EDMONTON — Almost three dozen charges have been laid after a stage collapse that killed a woman at a country music festival in Alberta two years ago.
Donna Moore, 35, was crushed by falling scaffolding when a fierce storm tore through the grounds at the Big Valley Jamboree near Camrose on Aug. 1, 2009. The single mother from Lloydminster, Alta., was sitting near the stage.
Another 75 people, including members of Hollywood actor Kevin Costner’s band, were injured.
The 33 charges under provincial occupational health and safety legislation are against three companies involved in putting on the show.
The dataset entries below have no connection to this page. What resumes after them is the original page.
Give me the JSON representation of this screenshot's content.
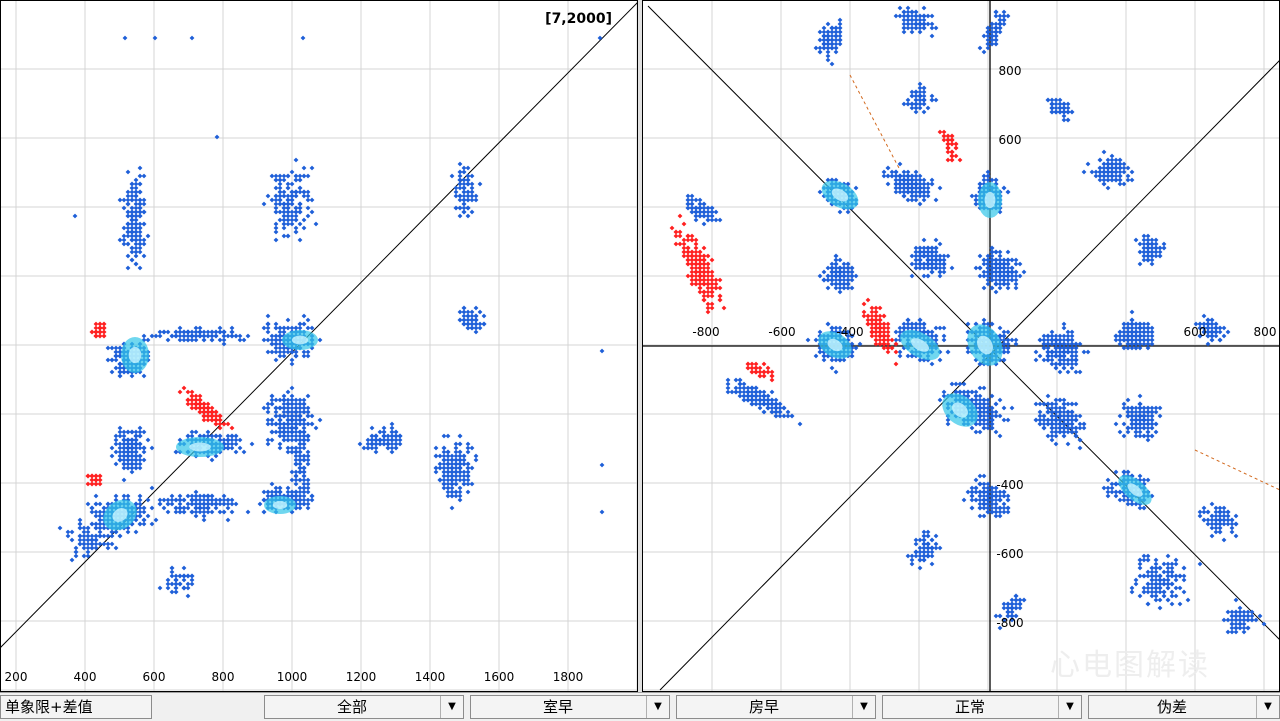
{
  "left_panel": {
    "corner_label": "[7,2000]",
    "x_ticks": [
      "200",
      "400",
      "600",
      "800",
      "1000",
      "1200",
      "1400",
      "1600",
      "1800"
    ]
  },
  "right_panel": {
    "x_ticks": [
      "-800",
      "-600",
      "-400",
      "600",
      "800"
    ],
    "y_ticks": [
      "800",
      "600",
      "-400",
      "-600",
      "-800"
    ]
  },
  "toolbar": {
    "left_button": "单象限+差值",
    "dropdowns": [
      "全部",
      "室早",
      "房早",
      "正常",
      "伪差"
    ]
  },
  "watermark": "心电图解读",
  "colors": {
    "normal_points": "#1e5fd8",
    "ectopic_points": "#ff2020",
    "dense_core": "#33c6e8",
    "grid": "#d4d4d4",
    "axis": "#000000",
    "trend_line": "#d2691e"
  }
}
Premier Global Production, which was responsible for the stage, and event organizer Panhandle Productions face a total of 27 charges. Most of them relate to failing to ensure the health and safety of workers. Premier faces two additional charges of failing to ensure that stage equipment and rigging could withstand any stresses it might face.
A contractor directing Premier’s activities also faces six charges of failing to ensure compliance under the Occupational Health and Safety Act.
All three companies are due in Camrose provincial court Sept. 28.
The maximum penalty is $500,000 and/or six months in prison for each charge.
Panhandle Productions declined comment when contacted Friday. Premier Global and the contractor could not be reached.
A lawsuit on behalf of Moore’s sons, who are 10 and 16, was filed last week. This year’s jamboree with headliners Gary Allan, Jason Aldean and Toby Keith began Thursday. Barrie Harrison, a spokesman for occupational health and safety, said the site was inspected two days ago and everything appeared to be in compliance.
Earlier this summer, three people were injured when an outdoor stage collapsed in Ottawa at the annual Bluesfest.